In closing, and I hope as I have shown in this blog post, I am willing to move onwards, upwards and backwards in confusion through the labyrinth, but following my own thread and drawing strength from different stories, told in languages other than that of the father-tongue which speaks from above and demands too much (Le Guin, 1989). I am not a cog in the great machine of the university, and I will not measure my ‘success’ only by numbers and impact factors and grades – I am a woman dancing, singing, laughing, reading, writing, studying, and she is fully human.
* The introduction to this blog post models the short story ‘Sur’ by Ursula K. Le Guin. It is rather tongue-in-cheek, as like the silenced female explorers of Le Guin’s story whose only record of their experience is a written document left in an overcrowded attic in some undisclosed location, this report will likewise remain tucked away alongside the other bits and pieces found on a blog of this nature.
Cunliffe, A. (2004).
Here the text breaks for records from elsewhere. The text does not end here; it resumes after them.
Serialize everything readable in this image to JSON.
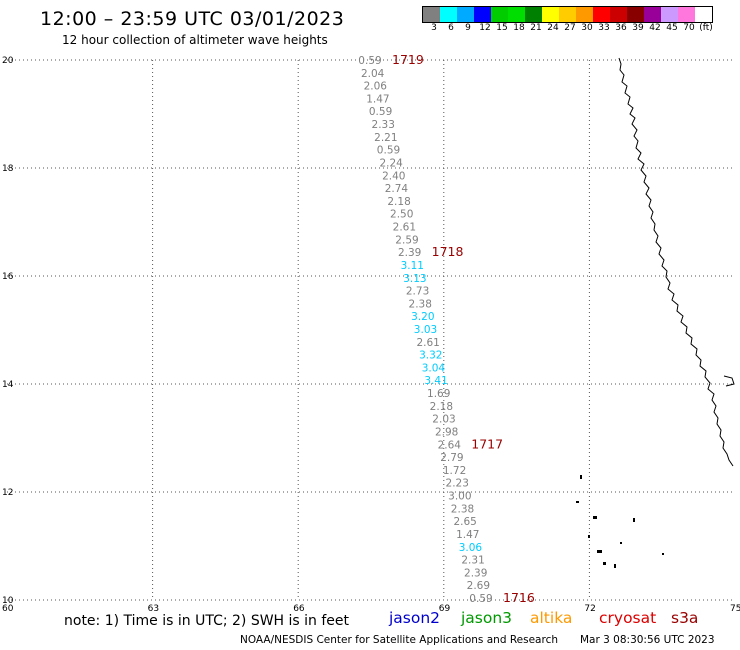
{
  "header": {
    "title": "12:00 – 23:59 UTC 03/01/2023",
    "subtitle": "12 hour collection of altimeter wave heights"
  },
  "colorbar": {
    "colors": [
      "#808080",
      "#00ffff",
      "#00aaff",
      "#0000ff",
      "#00cc00",
      "#00dd00",
      "#008000",
      "#ffff00",
      "#ffcc00",
      "#ff9900",
      "#ff0000",
      "#cc0000",
      "#880000",
      "#990099",
      "#cc99ff",
      "#ff77dd",
      "#ffffff"
    ],
    "labels": [
      "3",
      "6",
      "9",
      "12",
      "15",
      "18",
      "21",
      "24",
      "27",
      "30",
      "33",
      "36",
      "39",
      "42",
      "45",
      "70",
      "(ft)"
    ]
  },
  "axes": {
    "x_ticks": [
      "60",
      "63",
      "66",
      "69",
      "72",
      "75"
    ],
    "y_ticks": [
      "10",
      "12",
      "14",
      "16",
      "18",
      "20"
    ]
  },
  "track_points": [
    {
      "v": "0.59",
      "c": "#808080"
    },
    {
      "v": "2.04",
      "c": "#808080"
    },
    {
      "v": "2.06",
      "c": "#808080"
    },
    {
      "v": "1.47",
      "c": "#808080"
    },
    {
      "v": "0.59",
      "c": "#808080"
    },
    {
      "v": "2.33",
      "c": "#808080"
    },
    {
      "v": "2.21",
      "c": "#808080"
    },
    {
      "v": "0.59",
      "c": "#808080"
    },
    {
      "v": "2.24",
      "c": "#808080"
    },
    {
      "v": "2.40",
      "c": "#808080"
    },
    {
      "v": "2.74",
      "c": "#808080"
    },
    {
      "v": "2.18",
      "c": "#808080"
    },
    {
      "v": "2.50",
      "c": "#808080"
    },
    {
      "v": "2.61",
      "c": "#808080"
    },
    {
      "v": "2.59",
      "c": "#808080"
    },
    {
      "v": "2.39",
      "c": "#808080"
    },
    {
      "v": "3.11",
      "c": "#00ccff"
    },
    {
      "v": "3.13",
      "c": "#00ccff"
    },
    {
      "v": "2.73",
      "c": "#808080"
    },
    {
      "v": "2.38",
      "c": "#808080"
    },
    {
      "v": "3.20",
      "c": "#00ccff"
    },
    {
      "v": "3.03",
      "c": "#00ccff"
    },
    {
      "v": "2.61",
      "c": "#808080"
    },
    {
      "v": "3.32",
      "c": "#00ccff"
    },
    {
      "v": "3.04",
      "c": "#00ccff"
    },
    {
      "v": "3.41",
      "c": "#00ccff"
    },
    {
      "v": "1.69",
      "c": "#808080"
    },
    {
      "v": "2.18",
      "c": "#808080"
    },
    {
      "v": "2.03",
      "c": "#808080"
    },
    {
      "v": "2.98",
      "c": "#808080"
    },
    {
      "v": "2.64",
      "c": "#808080"
    },
    {
      "v": "2.79",
      "c": "#808080"
    },
    {
      "v": "1.72",
      "c": "#808080"
    },
    {
      "v": "2.23",
      "c": "#808080"
    },
    {
      "v": "3.00",
      "c": "#808080"
    },
    {
      "v": "2.38",
      "c": "#808080"
    },
    {
      "v": "2.65",
      "c": "#808080"
    },
    {
      "v": "1.47",
      "c": "#808080"
    },
    {
      "v": "3.06",
      "c": "#00ccff"
    },
    {
      "v": "2.31",
      "c": "#808080"
    },
    {
      "v": "2.39",
      "c": "#808080"
    },
    {
      "v": "2.69",
      "c": "#808080"
    },
    {
      "v": "0.59",
      "c": "#808080"
    }
  ],
  "time_labels": [
    {
      "text": "1719",
      "index": 0
    },
    {
      "text": "1718",
      "index": 15
    },
    {
      "text": "1717",
      "index": 30
    },
    {
      "text": "1716",
      "index": 42
    }
  ],
  "footer": {
    "note": "note:  1) Time is in UTC;  2) SWH is in feet",
    "satellites": [
      {
        "name": "jason2",
        "color": "#0000cc"
      },
      {
        "name": "jason3",
        "color": "#009900"
      },
      {
        "name": "altika",
        "color": "#ff9900"
      },
      {
        "name": "cryosat",
        "color": "#dd0000"
      },
      {
        "name": "s3a",
        "color": "#990000"
      }
    ],
    "credit": "NOAA/NESDIS Center for Satellite Applications and Research",
    "timestamp": "Mar  3 08:30:56 UTC 2023"
  }
}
On becoming a critically reflexive practitioner. Journal of Management Education, 28(4), 407-426.
Cunliffe, A. L. (2011). Crafting qualitative research: Morgan and Smircich 30 years on. Qualitative Research Methods, 14(4), 647–673.
Kelsky, K. (2015). The professor is in. New York: Three Rivers Press.
Ladkin, D. (2010). Rethinking leadership: A new look at old leadership questions. Cheltenham, UK: Edward Elgar Publishing Limited.
Le Guin, U. K. (1989). Dancing at the edge of the world: Thoughts on words, women, places. New York: Grove Press.